Unfortunately, it is not common practice here to check and follow patellar reflexes in our re-eclampsia patients. There is a reflex hammer (even this is optional; I am often in the habit of doing it with my stethoscope), so I asked for it. Her patellar reflexes were absent. (Brachial and biceps about 1/4)

Several of my Haitian colleagues did not like my technique for testing patellar reflexes in a supine patient. I said, there are several possible techniques. They said my technique was wrong. I said again,
there are several possibilities. They said, that is not one of them. I said, I suppose the neurologists I studied with at home were wrong?

They said, yes, it seems.

It is not a good way to start the day, being insulted. Actually, there is no time of day when I feel good about being told I am a bad doctor.

Later in the morning, someone came to tell me that there was a cardiac arrest in the delivery room. I arrived to find a resuscitation underway: patient already intubated, gynecologist performing chest
compressions. Shortly thereafter, efforts were discontinued.

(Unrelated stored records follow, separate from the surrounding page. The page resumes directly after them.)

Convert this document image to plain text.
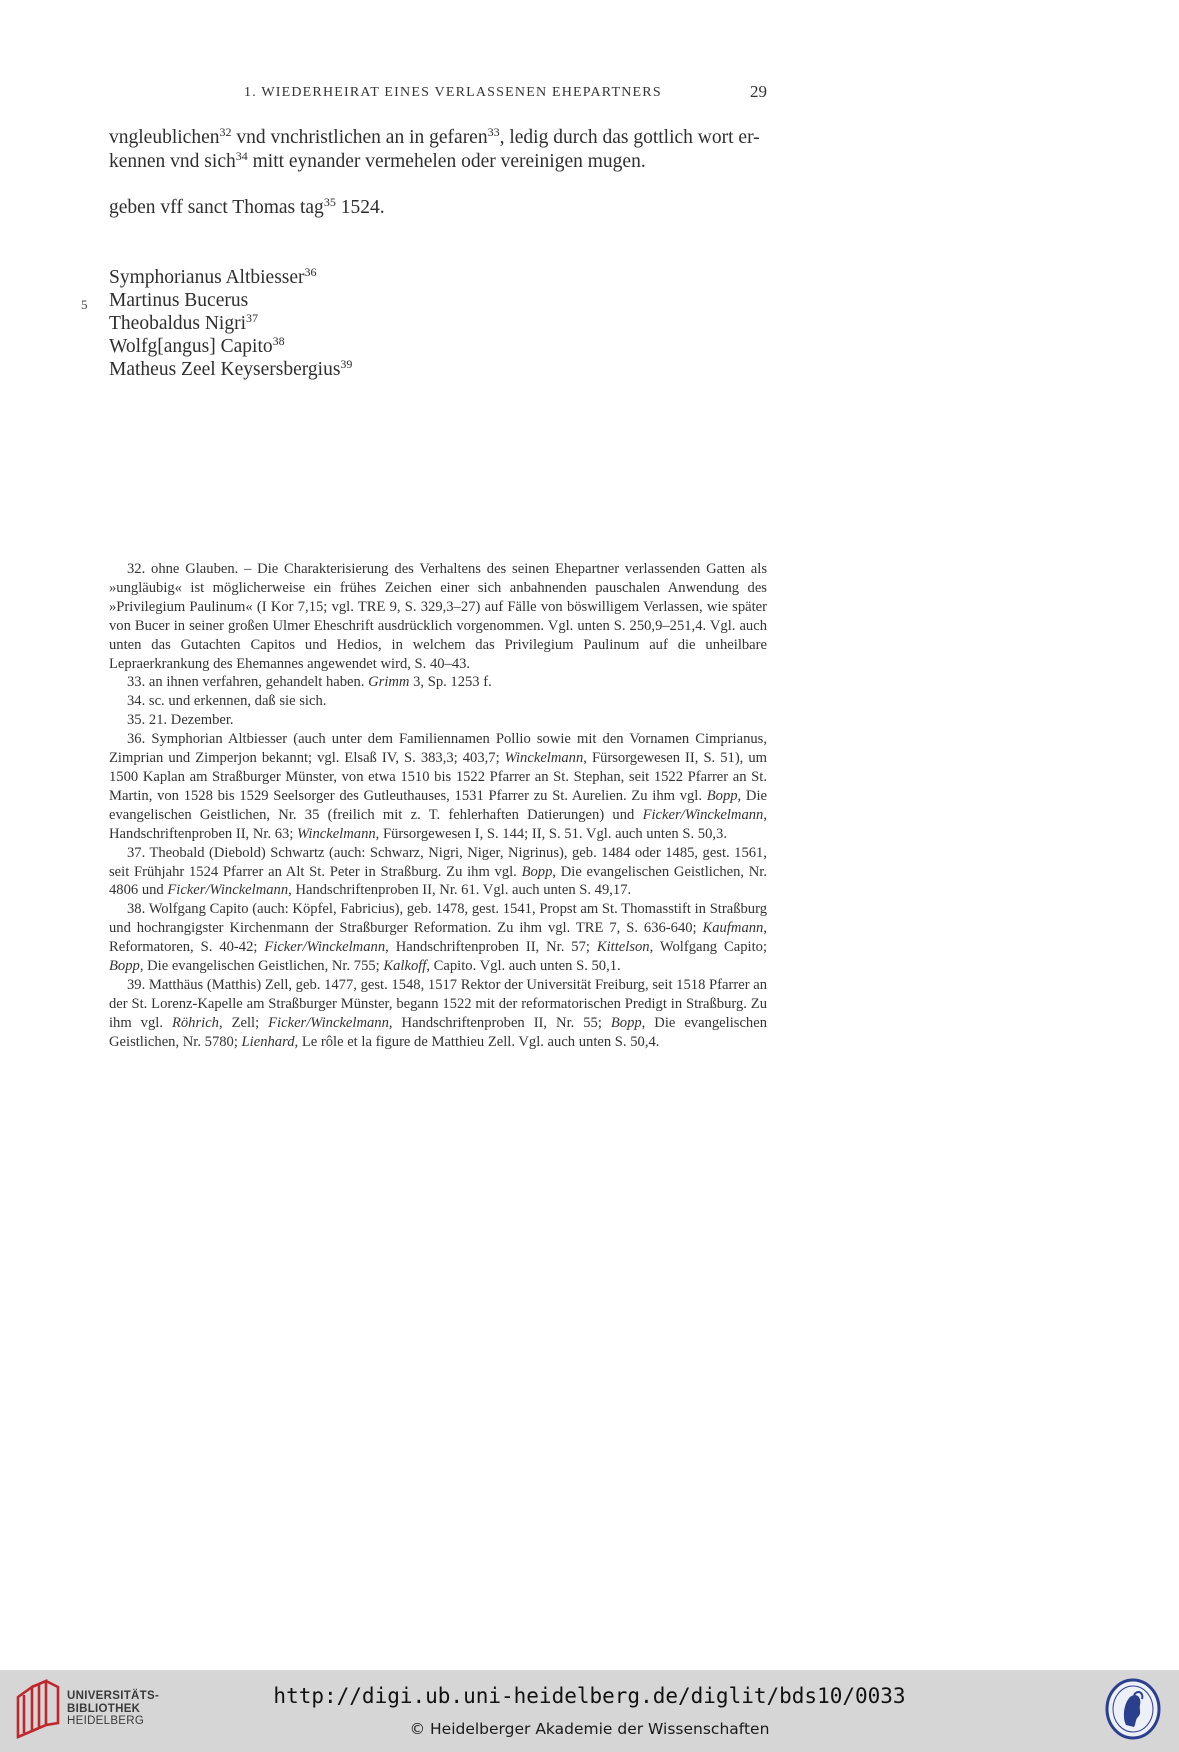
1. WIEDERHEIRAT EINES VERLASSENEN EHEPARTNERS	29
vngleublichen$^{32}$ vnd vnchristlichen an in gefaren$^{33}$, ledig durch das gottlich wort er-
kennen vnd sich$^{34}$ mitt eynander vermehelen oder vereinigen mugen.
geben vff sanct Thomas tag$^{35}$ 1524.
5
Symphorianus Altbiesser$^{36}$
Martinus Bucerus
Theobaldus Nigri$^{37}$
Wolfg[angus] Capito$^{38}$
Matheus Zeel Keysersbergius$^{39}$

32. ohne Glauben. – Die Charakterisierung des Verhaltens des seinen Ehepartner verlassenden Gatten als »ungläubig« ist möglicherweise ein frühes Zeichen einer sich anbahnenden pauschalen Anwendung des »Privilegium Paulinum« (I Kor 7,15; vgl. TRE 9, S. 329,3–27) auf Fälle von böswilligem Verlassen, wie später von Bucer in seiner großen Ulmer Eheschrift ausdrücklich vorgenommen. Vgl. unten S. 250,9–251,4. Vgl. auch unten das Gutachten Capitos und Hedios, in welchem das Privilegium Paulinum auf die unheilbare Lepraerkrankung des Ehemannes angewendet wird, S. 40–43.

33. an ihnen verfahren, gehandelt haben. Grimm 3, Sp. 1253 f.

34. sc. und erkennen, daß sie sich.

35. 21. Dezember.

36. Symphorian Altbiesser (auch unter dem Familiennamen Pollio sowie mit den Vornamen Cimprianus, Zimprian und Zimperjon bekannt; vgl. Elsaß IV, S. 383,3; 403,7; Winckelmann, Fürsorgewesen II, S. 51), um 1500 Kaplan am Straßburger Münster, von etwa 1510 bis 1522 Pfarrer an St. Stephan, seit 1522 Pfarrer an St. Martin, von 1528 bis 1529 Seelsorger des Gutleuthauses, 1531 Pfarrer zu St. Aurelien. Zu ihm vgl. Bopp, Die evangelischen Geistlichen, Nr. 35 (freilich mit z. T. fehlerhaften Datierungen) und Ficker/Winckelmann, Handschriftenproben II, Nr. 63; Winckelmann, Fürsorgewesen I, S. 144; II, S. 51. Vgl. auch unten S. 50,3.

37. Theobald (Diebold) Schwartz (auch: Schwarz, Nigri, Niger, Nigrinus), geb. 1484 oder 1485, gest. 1561, seit Frühjahr 1524 Pfarrer an Alt St. Peter in Straßburg. Zu ihm vgl. Bopp, Die evangelischen Geistlichen, Nr. 4806 und Ficker/Winckelmann, Handschriftenproben II, Nr. 61. Vgl. auch unten S. 49,17.

38. Wolfgang Capito (auch: Köpfel, Fabricius), geb. 1478, gest. 1541, Propst am St. Thomasstift in Straßburg und hochrangigster Kirchenmann der Straßburger Reformation. Zu ihm vgl. TRE 7, S. 636-640; Kaufmann, Reformatoren, S. 40-42; Ficker/Winckelmann, Handschriftenproben II, Nr. 57; Kittelson, Wolfgang Capito; Bopp, Die evangelischen Geistlichen, Nr. 755; Kalkoff, Capito. Vgl. auch unten S. 50,1.

39. Matthäus (Matthis) Zell, geb. 1477, gest. 1548, 1517 Rektor der Universität Freiburg, seit 1518 Pfarrer an der St. Lorenz-Kapelle am Straßburger Münster, begann 1522 mit der reformatorischen Predigt in Straßburg. Zu ihm vgl. Röhrich, Zell; Ficker/Winckelmann, Handschriftenproben II, Nr. 55; Bopp, Die evangelischen Geistlichen, Nr. 5780; Lienhard, Le rôle et la figure de Matthieu Zell. Vgl. auch unten S. 50,4.

UNIVERSITÄTS-
BIBLIOTHEK
HEIDELBERG
http://digi.ub.uni-heidelberg.de/diglit/bds10/0033
© Heidelberger Akademie der Wissenschaften
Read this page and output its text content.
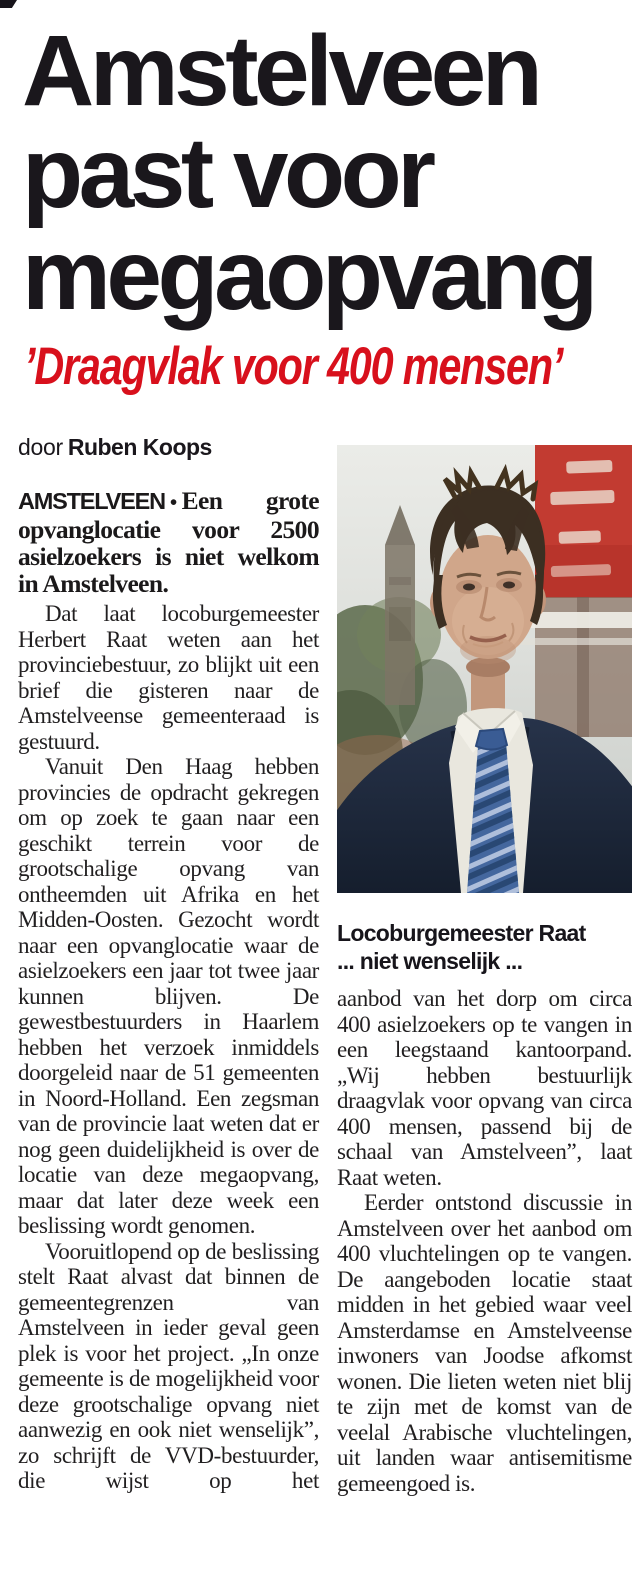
Amstelveen
past voor
megaopvang
’Draagvlak voor 400 mensen’
door Ruben Koops

AMSTELVEEN • Een grote opvanglocatie voor 2500 asielzoekers is niet welkom in Amstelveen.

Dat laat locoburgemeester Herbert Raat weten aan het provinciebestuur, zo blijkt uit een brief die gisteren naar de Amstelveense gemeenteraad is gestuurd.

Vanuit Den Haag hebben provincies de opdracht gekregen om op zoek te gaan naar een geschikt terrein voor de grootschalige opvang van ontheemden uit Afrika en het Midden-Oosten. Gezocht wordt naar een opvanglocatie waar de asielzoekers een jaar tot twee jaar kunnen blijven. De gewestbestuurders in Haarlem hebben het verzoek inmiddels doorgeleid naar de 51 gemeenten in Noord-Holland. Een zegsman van de provincie laat weten dat er nog geen duidelijkheid is over de locatie van deze megaopvang, maar dat later deze week een beslissing wordt genomen.

Vooruitlopend op de beslissing stelt Raat alvast dat binnen de gemeentegrenzen van Amstelveen in ieder geval geen plek is voor het project. „In onze gemeente is de mogelijkheid voor deze grootschalige opvang niet aanwezig en ook niet wenselijk”, zo schrijft de VVD-bestuurder, die wijst op het

Locoburgemeester Raat
... niet wenselijk ...

aanbod van het dorp om circa 400 asielzoekers op te vangen in een leegstaand kantoorpand. „Wij hebben bestuurlijk draagvlak voor opvang van circa 400 mensen, passend bij de schaal van Amstelveen”, laat Raat weten.

Eerder ontstond discussie in Amstelveen over het aanbod om 400 vluchtelingen op te vangen. De aangeboden locatie staat midden in het gebied waar veel Amsterdamse en Amstelveense inwoners van Joodse afkomst wonen. Die lieten weten niet blij te zijn met de komst van de veelal Arabische vluchtelingen, uit landen waar antisemitisme gemeengoed is.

The patient had apparently been in labour but well. Her blood pressure was normal. She did not fall into our admission criteria, which have been tightened in order to accept only the sickest patients. (Other patients certainly need care, but can be cared for in other centres). As she was getting into the car to be transferred, she felt the urge to push, and so was brought to the delivery room. There, she had a seizure. Then pushed out a stillborn baby, and a placenta that clearly had abrupted. Then she had a cardiac arrest from which she never awoke.

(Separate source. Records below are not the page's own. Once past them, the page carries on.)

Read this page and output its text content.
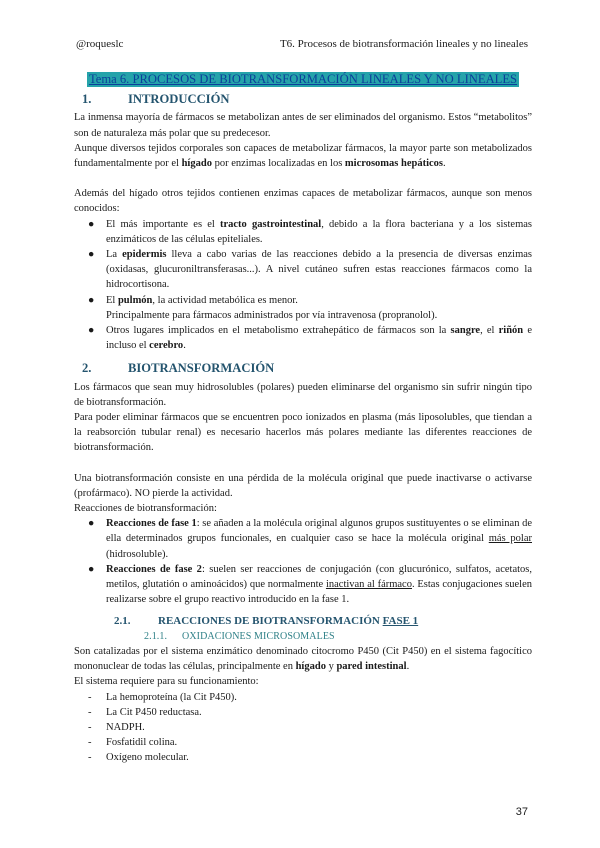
@roqueslc	T6. Procesos de biotransformación lineales y no lineales
Tema 6. PROCESOS DE BIOTRANSFORMACIÓN LINEALES Y NO LINEALES
1.	INTRODUCCIÓN

La inmensa mayoría de fármacos se metabolizan antes de ser eliminados del organismo. Estos “metabolitos” son de naturaleza más polar que su predecesor.

Aunque diversos tejidos corporales son capaces de metabolizar fármacos, la mayor parte son metabolizados fundamentalmente por el hígado por enzimas localizadas en los microsomas hepáticos.

Además del hígado otros tejidos contienen enzimas capaces de metabolizar fármacos, aunque son menos conocidos:

● El más importante es el tracto gastrointestinal, debido a la flora bacteriana y a los sistemas enzimáticos de las células epiteliales.
● La epidermis lleva a cabo varias de las reacciones debido a la presencia de diversas enzimas (oxidasas, glucuroniltransferasas...). A nivel cutáneo sufren estas reacciones fármacos como la hidrocortisona.
● El pulmón, la actividad metabólica es menor.
Principalmente para fármacos administrados por vía intravenosa (propranolol).
● Otros lugares implicados en el metabolismo extrahepático de fármacos son la sangre, el riñón e incluso el cerebro.
2.	BIOTRANSFORMACIÓN

Los fármacos que sean muy hidrosolubles (polares) pueden eliminarse del organismo sin sufrir ningún tipo de biotransformación.

Para poder eliminar fármacos que se encuentren poco ionizados en plasma (más liposolubles, que tiendan a la reabsorción tubular renal) es necesario hacerlos más polares mediante las diferentes reacciones de biotransformación.

Una biotransformación consiste en una pérdida de la molécula original que puede inactivarse o activarse (profármaco). NO pierde la actividad.

Reacciones de biotransformación:

● Reacciones de fase 1: se añaden a la molécula original algunos grupos sustituyentes o se eliminan de ella determinados grupos funcionales, en cualquier caso se hace la molécula original más polar (hidrosoluble).
● Reacciones de fase 2: suelen ser reacciones de conjugación (con glucurónico, sulfatos, acetatos, metilos, glutatión o aminoácidos) que normalmente inactivan al fármaco. Estas conjugaciones suelen realizarse sobre el grupo reactivo introducido en la fase 1.
2.1.	REACCIONES DE BIOTRANSFORMACIÓN FASE 1
2.1.1.	OXIDACIONES MICROSOMALES

Son catalizadas por el sistema enzimático denominado citocromo P450 (Cit P450) en el sistema fagocítico mononuclear de todas las células, principalmente en hígado y pared intestinal.

El sistema requiere para su funcionamiento:

- La hemoproteína (la Cit P450).
- La Cit P450 reductasa.
- NADPH.
- Fosfatidil colina.
- Oxígeno molecular.
37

It is a strange case. My theory – not having yet examined the chart – is normotensive eclampsia, abruptio placenta. The cause of the cardiac arrest: possibly hemorrhage from the abruption, possibly amniotic fluid embolus, possibly something else.

It was so sudden. The staff was shaken. The family, of course, was devastated. The walls shook with their grief. Their screams went on for a long time. I was thankful that the psychosocial team was so near at hand.

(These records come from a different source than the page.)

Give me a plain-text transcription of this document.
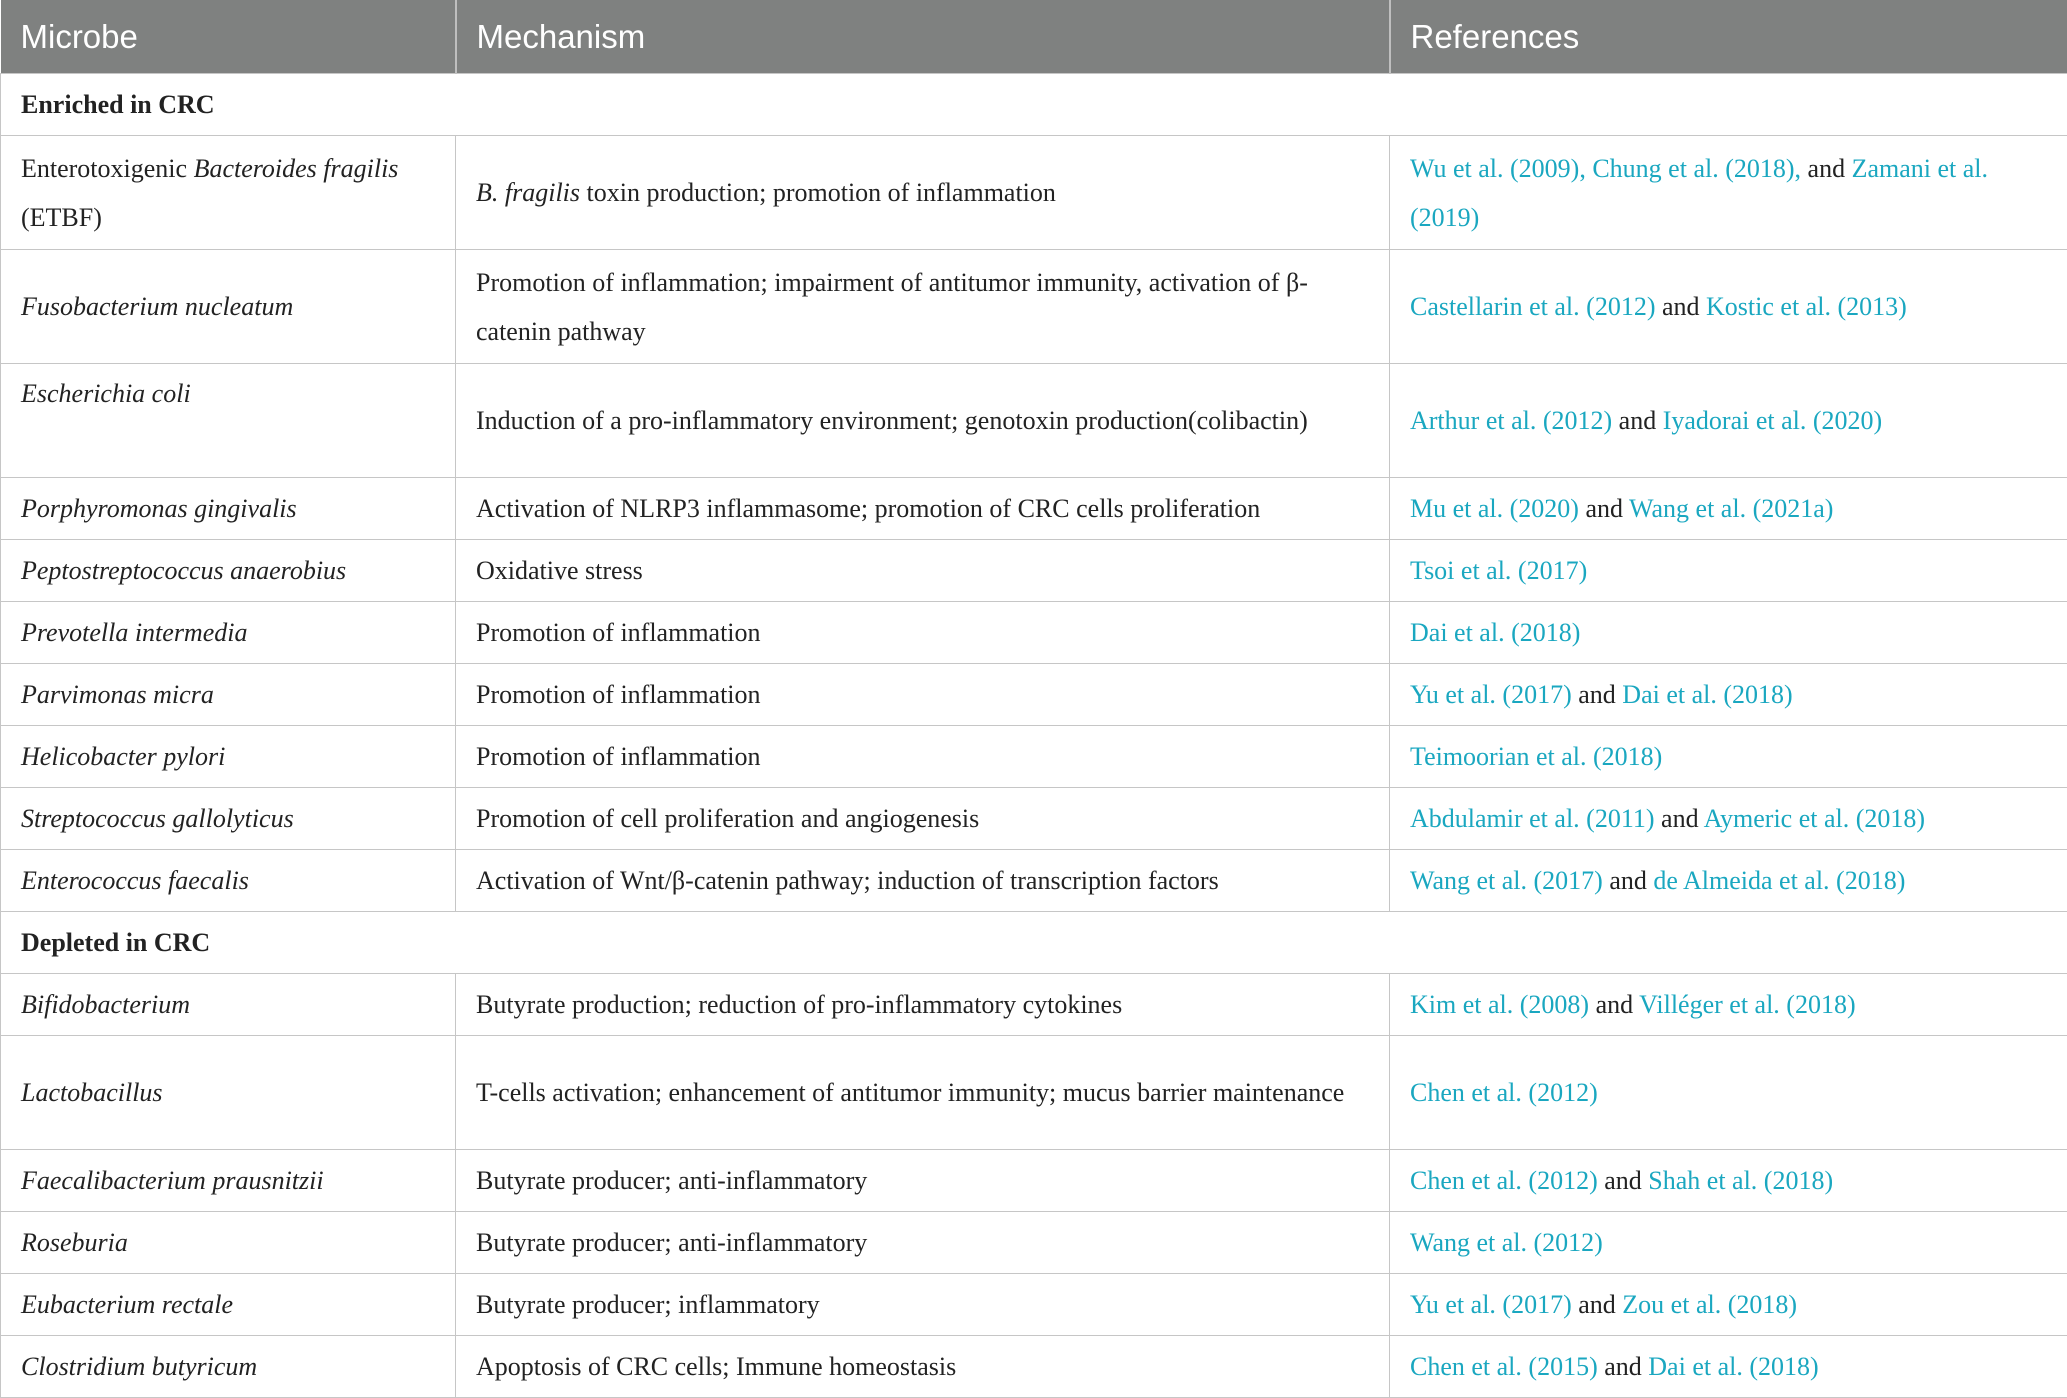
Microbe	Mechanism	References
Enriched in CRC		
Enterotoxigenic Bacteroides fragilis (ETBF)	B. fragilis toxin production; promotion of inflammation	Wu et al. (2009), Chung et al. (2018), and Zamani et al. (2019)
Fusobacterium nucleatum	Promotion of inflammation; impairment of antitumor immunity, activation of β-catenin pathway	Castellarin et al. (2012) and Kostic et al. (2013)
Escherichia coli	Induction of a pro-inflammatory environment; genotoxin production(colibactin)	Arthur et al. (2012) and Iyadorai et al. (2020)
Porphyromonas gingivalis	Activation of NLRP3 inflammasome; promotion of CRC cells proliferation	Mu et al. (2020) and Wang et al. (2021a)
Peptostreptococcus anaerobius	Oxidative stress	Tsoi et al. (2017)
Prevotella intermedia	Promotion of inflammation	Dai et al. (2018)
Parvimonas micra	Promotion of inflammation	Yu et al. (2017) and Dai et al. (2018)
Helicobacter pylori	Promotion of inflammation	Teimoorian et al. (2018)
Streptococcus gallolyticus	Promotion of cell proliferation and angiogenesis	Abdulamir et al. (2011) and Aymeric et al. (2018)
Enterococcus faecalis	Activation of Wnt/β-catenin pathway; induction of transcription factors	Wang et al. (2017) and de Almeida et al. (2018)
Depleted in CRC		
Bifidobacterium	Butyrate production; reduction of pro-inflammatory cytokines	Kim et al. (2008) and Villéger et al. (2018)
Lactobacillus	T-cells activation; enhancement of antitumor immunity; mucus barrier maintenance	Chen et al. (2012)
Faecalibacterium prausnitzii	Butyrate producer; anti-inflammatory	Chen et al. (2012) and Shah et al. (2018)
Roseburia	Butyrate producer; anti-inflammatory	Wang et al. (2012)
Eubacterium rectale	Butyrate producer; inflammatory	Yu et al. (2017) and Zou et al. (2018)
Clostridium butyricum	Apoptosis of CRC cells; Immune homeostasis	Chen et al. (2015) and Dai et al. (2018)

And immediately after, one of the gynecologists came to find me. He looked extremely upset. What should we do? he said. There was a patient about to be operated, with severe pre-eclampsia and two
previous caesarians. She is already anemic, with a hemoglobin of 5.4g/dL. They were about to start a transfusion, but, it turns out, she’s a Jehovah’s Witness and so refused the blood transfusion.

I discussed with the anesthetist and the gynecologist. The patient understands the risk of death without the transfusion. She accepts the surgery. We agreed that it would be good to discuss again with patient and with her family, to know if they all agree, or at least have understood the wishes of the patient. We decided to document the refusal of transfusion separately from the consent for surgery. The doctors asked for the psychosocial team to help with the counselling.

The Brazilian psychologist told me later: everything was arranged. The family agrees: no transfusion. Members of the church came also. The patient would have her operation.

This evening, as I left, I found the anaesthetist, and the surgeon. I asked how the patient was doing. Poorly, they said: she has a systolic blood pressure of 60. They were bringing the husband upstairs to see her.